Uşak, Ege Bölgesi’nde Orta ve Batı Anadolu’yu birbirine bağlayan, Gördes-Uşak Platosu üzerinde yer alan bir ildir. Tarih boyunca hem yerinden hem de ikliminden dolayı yerleşim merkezlerinden bir tanesi olmuştur. Evliya Çelebi’nin “kusursuz” dediği ender şehirlerden bir tanesidir Uşak. Evliya Çelebi burayı ünlü Seyahatname’sinde “Aşıklar Diyarı” olarak adlandırmıştır. Uşak’ta yaşayan birçok saz ve söz ustasının izlerinizi Uşak’ın yöresel türkülerinde ve insanının duygulara yakınlığında bulabilirsiniz.
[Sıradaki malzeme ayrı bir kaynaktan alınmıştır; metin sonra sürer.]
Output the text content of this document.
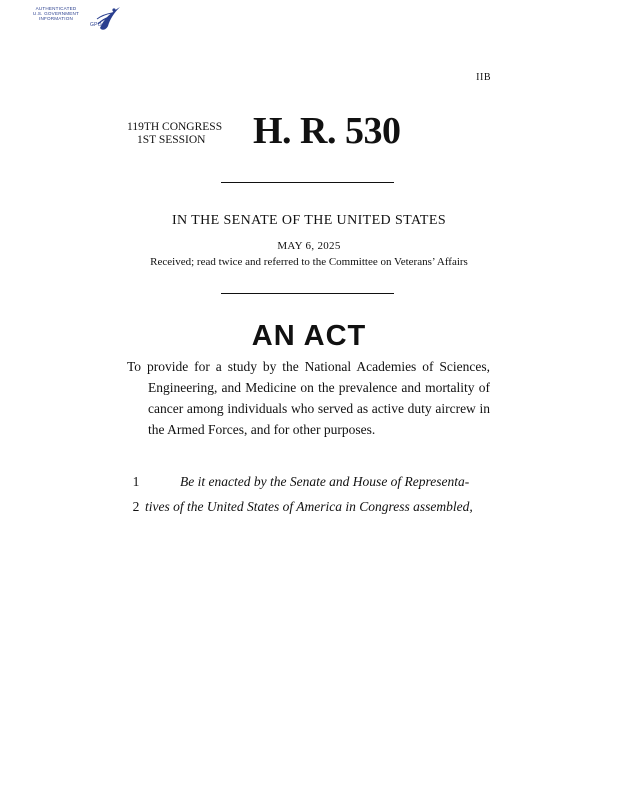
AUTHENTICATED
U.S. GOVERNMENT
INFORMATION
GPO
IIB
119TH CONGRESS
1ST SESSION	H. R. 530
IN THE SENATE OF THE UNITED STATES
MAY 6, 2025
Received; read twice and referred to the Committee on Veterans’ Affairs
AN ACT

To provide for a study by the National Academies of Sciences, Engineering, and Medicine on the prevalence and mortality of cancer among individuals who served as active duty aircrew in the Armed Forces, and for other purposes.

1	Be it enacted by the Senate and House of Representa-
2 tives of the United States of America in Congress assembled,
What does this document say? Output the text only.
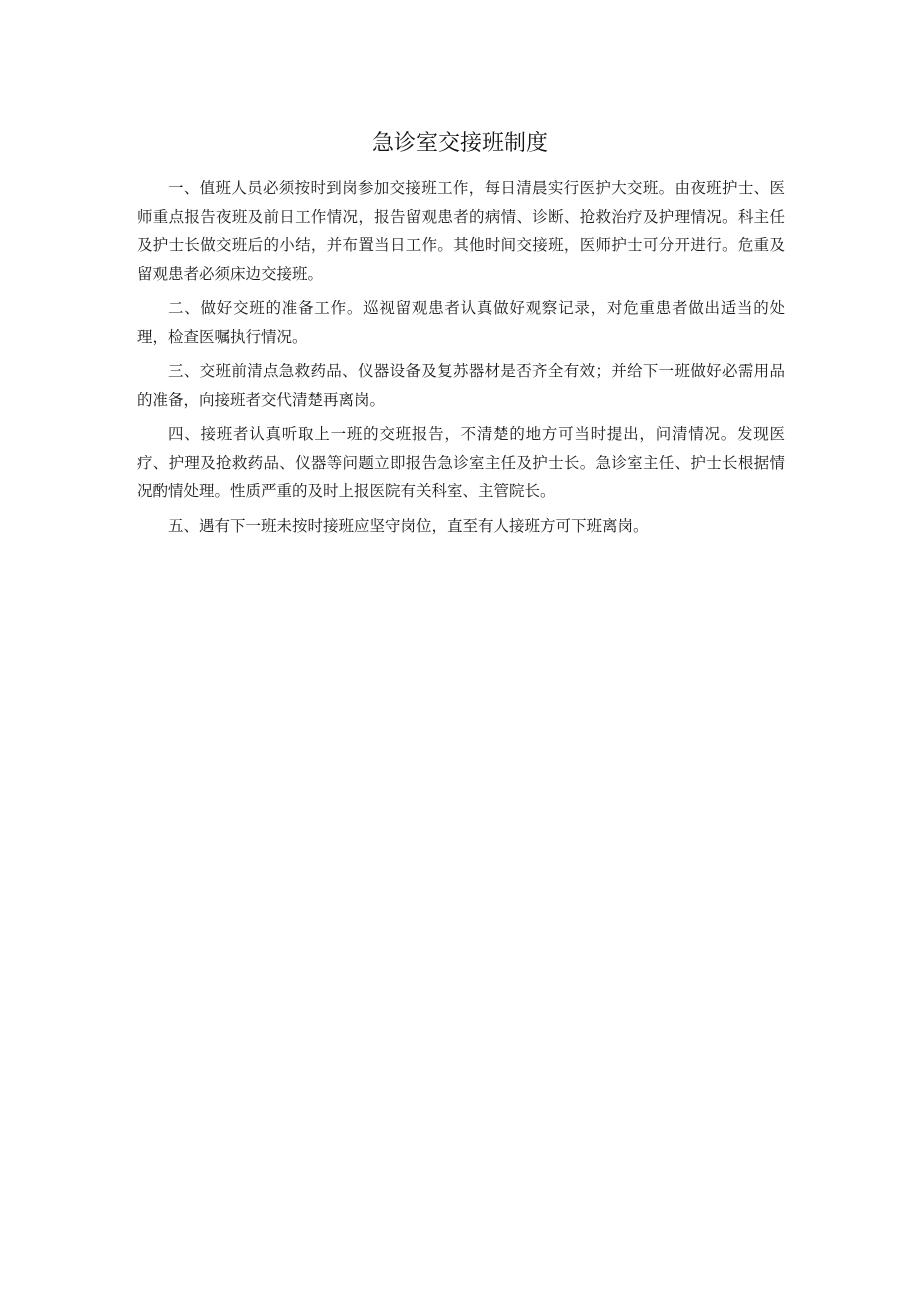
急诊室交接班制度

一、值班人员必须按时到岗参加交接班工作，每日清晨实行医护大交班。由夜班护士、医师重点报告夜班及前日工作情况，报告留观患者的病情、诊断、抢救治疗及护理情况。科主任及护士长做交班后的小结，并布置当日工作。其他时间交接班，医师护士可分开进行。危重及留观患者必须床边交接班。

二、做好交班的准备工作。巡视留观患者认真做好观察记录，对危重患者做出适当的处理，检查医嘱执行情况。

三、交班前清点急救药品、仪器设备及复苏器材是否齐全有效；并给下一班做好必需用品的准备，向接班者交代清楚再离岗。

四、接班者认真听取上一班的交班报告，不清楚的地方可当时提出，问清情况。发现医疗、护理及抢救药品、仪器等问题立即报告急诊室主任及护士长。急诊室主任、护士长根据情况酌情处理。性质严重的及时上报医院有关科室、主管院长。

五、遇有下一班未按时接班应坚守岗位，直至有人接班方可下班离岗。
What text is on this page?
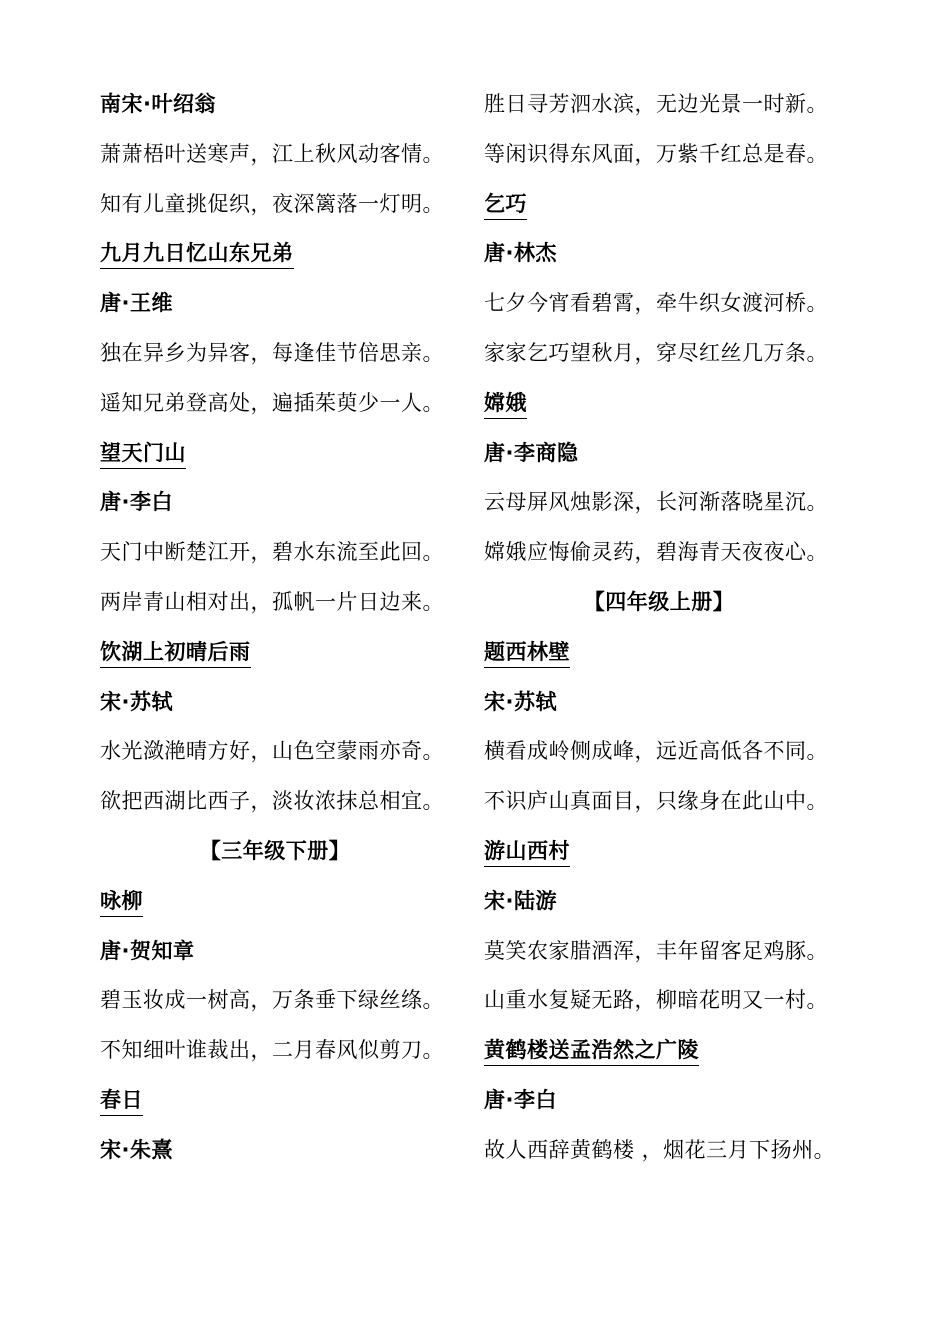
南宋·叶绍翁
萧萧梧叶送寒声，江上秋风动客情。
知有儿童挑促织，夜深篱落一灯明。
九月九日忆山东兄弟
唐·王维
独在异乡为异客，每逢佳节倍思亲。
遥知兄弟登高处，遍插茱萸少一人。
望天门山
唐·李白
天门中断楚江开，碧水东流至此回。
两岸青山相对出，孤帆一片日边来。
饮湖上初晴后雨
宋·苏轼
水光潋滟晴方好，山色空蒙雨亦奇。
欲把西湖比西子，淡妆浓抹总相宜。
【三年级下册】
咏柳
唐·贺知章
碧玉妆成一树高，万条垂下绿丝绦。
不知细叶谁裁出，二月春风似剪刀。
春日
宋·朱熹
胜日寻芳泗水滨，无边光景一时新。
等闲识得东风面，万紫千红总是春。
乞巧
唐·林杰
七夕今宵看碧霄，牵牛织女渡河桥。
家家乞巧望秋月，穿尽红丝几万条。
嫦娥
唐·李商隐
云母屏风烛影深，长河渐落晓星沉。
嫦娥应悔偷灵药，碧海青天夜夜心。
【四年级上册】
题西林壁
宋·苏轼
横看成岭侧成峰，远近高低各不同。
不识庐山真面目，只缘身在此山中。
游山西村
宋·陆游
莫笑农家腊酒浑，丰年留客足鸡豚。
山重水复疑无路，柳暗花明又一村。
黄鹤楼送孟浩然之广陵
唐·李白
故人西辞黄鹤楼 ，烟花三月下扬州。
Büyük şehirlere çok da uzak olmamasından dolayı, güzel bir planla üç ya da dört gününüzü ayırarak hem insanı, hem kültürü, hem de doğallıkları güzel mi güzel olan bu şehre yapacağınız bir seyahat size oldukça fazla şey katacaktır. İşte Uşak’a gittiğinizde uğramadan geçmeyin denilecek yerlerden bazıları;
Bu İçerikte Neler Var?
Ulubey Kanyonu
Uşak’ın Ulubey sınırları içerisinde bulunan Ulubey Kanyonu, dünyanın en büyük ikinci kanyonudur. Ulubey ve Banaz çaylarında bağlanan ana hat ile diğer ufak çaplı yan hatlarla oldukça büyük bir alana yayılmaktadır. Temel olarak, Ulubey Çayı’nın sayesinde kanyon doğal yaşam açısından zenginleşmiştir.
Cilandiras Köprüsü,
Cilandiras Köprüsü, Frigyalılar zamanından kalma, Karahallı ilçesinde bulunan bir yapıdır. Yaklaşık iki bin beş yüz yıl önce Banaz Çayı üzerinde inşa edilmiştir. İki yanındaki fil ayağı denilen kaya parçalarına sağlamca temellendirilen köprü, yirmi dört metre uzunluğundadır ve çaydan on yedi metre yüksekte yapılmıştır. İşlenmiş ve birbirine kenetlenmiş taş bloklardan oluşan köprünün ne amaçla yapıldığıysa hala gizemini korumaktadır.
Uşak Arkeoloji Müzesi
Uşak’ın zengin tarihine ışık tutan nitelikte olan bu müzede yaklaşık olarak on bin eser sergilenmektedir. Çoğunluğu Bizans ve Roma dönemine ait olan bu eserlerin yanında, bölgede yaşamış Frigyalılar, Lidyalılar ve diğer devletlerin de çeşitli eşyalarını görmek mümkündür. Eserler kronolojik olarak sunulduğundan milat öncesinden başlayıp günümüze kadar uzanan bir zaman yolculuğu yapmak mümkündür. “Karun Hazinesi” olarak bilinen Lidya zenginlikleri de Uşak Arkeoloji Müzesi’nde sergilenmektedir.
Uşak Kent Tarihi Müzesi
Kent Tarihi Müzesi, Türkiye’de elektriği ilk üreten Uşak kentinde, elektriğin üretildiği binada kurulmuştur. Uşak’ın kurtuluş tarihi olarak kabul edilen 1 Eylül tarihinde açılışı yapılan müzede Uşak’ın zengin tarihi, renkli coğrafyası, kurtuluş mücadelesi ve doğal güzellikleri anlatılmaktadır. Folklor değerleri, sunumlar, canlandırmalarla bin altı yüz yirmi beş metrekarelik alana yayılan müzede Uşak’ın tarihini görmenin oldukça ilgi çekici olacağından emin olabilirsiniz. Özellikle Uşak halıları ve ticaretin gelişimi oldukça güzel bir şekilde aktarılıyor.
Uşak Bedesteni
İçten, dürüst ve halden anlayan insanların şehrine gelip de, kapalı çarşıya uğramadan gitmek olmaz. Uşak’taki en sağlam ve kusursuz bedestenlerden olan Uşak Bedesteni, günümüzde sahaflara ev sahipliği yapmaktadır ve il merkezinde bulunmaktadır. Ne zaman, kim tarafından yapıldığı bilinmemekle beraber görece yeni olduğu öne sürülmektedir. Söylenene göre bin dokuz yüz bir senesinde İtalyan bir mimar tarafından yapılan bedesten, iki girişi bulunan, uzun bir koridora sahip güzel bir mimari örneğidir.